The church of Ivana was first established by the Dominicans as a chapel in 1787. Originally, there were three mission chapels in Said, Kadpidan and Radiwan in Ivana. The present stone church and convent was built in Radiwan under the direction of Father Francisco de Paula Esteban, OP, in 1795, while the bell tower was constructed during the term of Father Fausto de Cuevas, OP from 1814 to 1817. The church was intended to serve the people of Ivana, Sabtang and Uyugan. The residents of Sabtang had been forcibly resettled in Ivana, but were later allowed to return to their island, reducing the size of the congregation. In 1844, space in the church's nave that was no longer needed was closed off. The façade was renovated during the term of Father Fabian Martin, OP, from 1866 to 1869. The church was partially destroyed due to an earthquake in 2000 and was later renovated during the term of Father Gumersindo Hernandez, OP, in 2001.

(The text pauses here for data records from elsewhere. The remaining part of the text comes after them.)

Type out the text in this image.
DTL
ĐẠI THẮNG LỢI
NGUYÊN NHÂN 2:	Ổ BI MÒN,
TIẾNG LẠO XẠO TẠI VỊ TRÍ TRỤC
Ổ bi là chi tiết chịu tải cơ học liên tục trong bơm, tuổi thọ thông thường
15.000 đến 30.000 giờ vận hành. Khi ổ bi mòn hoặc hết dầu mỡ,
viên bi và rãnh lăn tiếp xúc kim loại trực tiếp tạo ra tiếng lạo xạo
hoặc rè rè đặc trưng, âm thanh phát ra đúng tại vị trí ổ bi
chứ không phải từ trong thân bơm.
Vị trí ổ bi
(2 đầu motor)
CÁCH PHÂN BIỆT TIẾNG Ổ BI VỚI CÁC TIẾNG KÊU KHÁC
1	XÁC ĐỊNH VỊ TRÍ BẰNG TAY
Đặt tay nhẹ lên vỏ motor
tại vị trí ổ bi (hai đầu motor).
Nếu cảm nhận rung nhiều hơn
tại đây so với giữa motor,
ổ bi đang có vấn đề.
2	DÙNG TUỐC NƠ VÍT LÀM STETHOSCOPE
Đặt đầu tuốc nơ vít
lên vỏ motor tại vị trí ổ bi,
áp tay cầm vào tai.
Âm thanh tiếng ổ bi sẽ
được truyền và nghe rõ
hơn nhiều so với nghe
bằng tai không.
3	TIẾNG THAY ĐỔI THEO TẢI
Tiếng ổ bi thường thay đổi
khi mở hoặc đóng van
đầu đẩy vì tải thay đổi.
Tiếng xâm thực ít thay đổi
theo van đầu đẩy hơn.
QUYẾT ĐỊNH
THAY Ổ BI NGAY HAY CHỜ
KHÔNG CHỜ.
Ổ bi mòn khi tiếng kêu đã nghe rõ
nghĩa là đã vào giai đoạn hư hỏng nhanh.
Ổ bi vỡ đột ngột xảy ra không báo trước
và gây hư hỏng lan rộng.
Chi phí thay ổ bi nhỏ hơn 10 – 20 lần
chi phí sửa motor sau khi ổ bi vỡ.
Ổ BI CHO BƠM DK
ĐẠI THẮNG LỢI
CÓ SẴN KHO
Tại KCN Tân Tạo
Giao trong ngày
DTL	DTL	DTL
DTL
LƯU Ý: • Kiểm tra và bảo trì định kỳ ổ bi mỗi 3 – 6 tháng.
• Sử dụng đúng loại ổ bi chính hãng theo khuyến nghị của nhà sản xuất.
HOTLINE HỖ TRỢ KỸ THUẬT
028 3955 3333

Filipino revolutionaries waved the Katipunan flag in the church's bell tower on September 18, 1898.

==Architectural features==
The church's façade was built alongside the shortening of its nave in 1854. When the population decreased in the 1840s due to the return of the Isabtang to Sabtang, the rear portion of the church was closed. Today, ruins of the abandoned portion of the church can still be seen. It also has a crenellated bell tower supported by unusual buttresses. Its convent, which is part of the church complex, has an unusual circular masonry work near the stairway.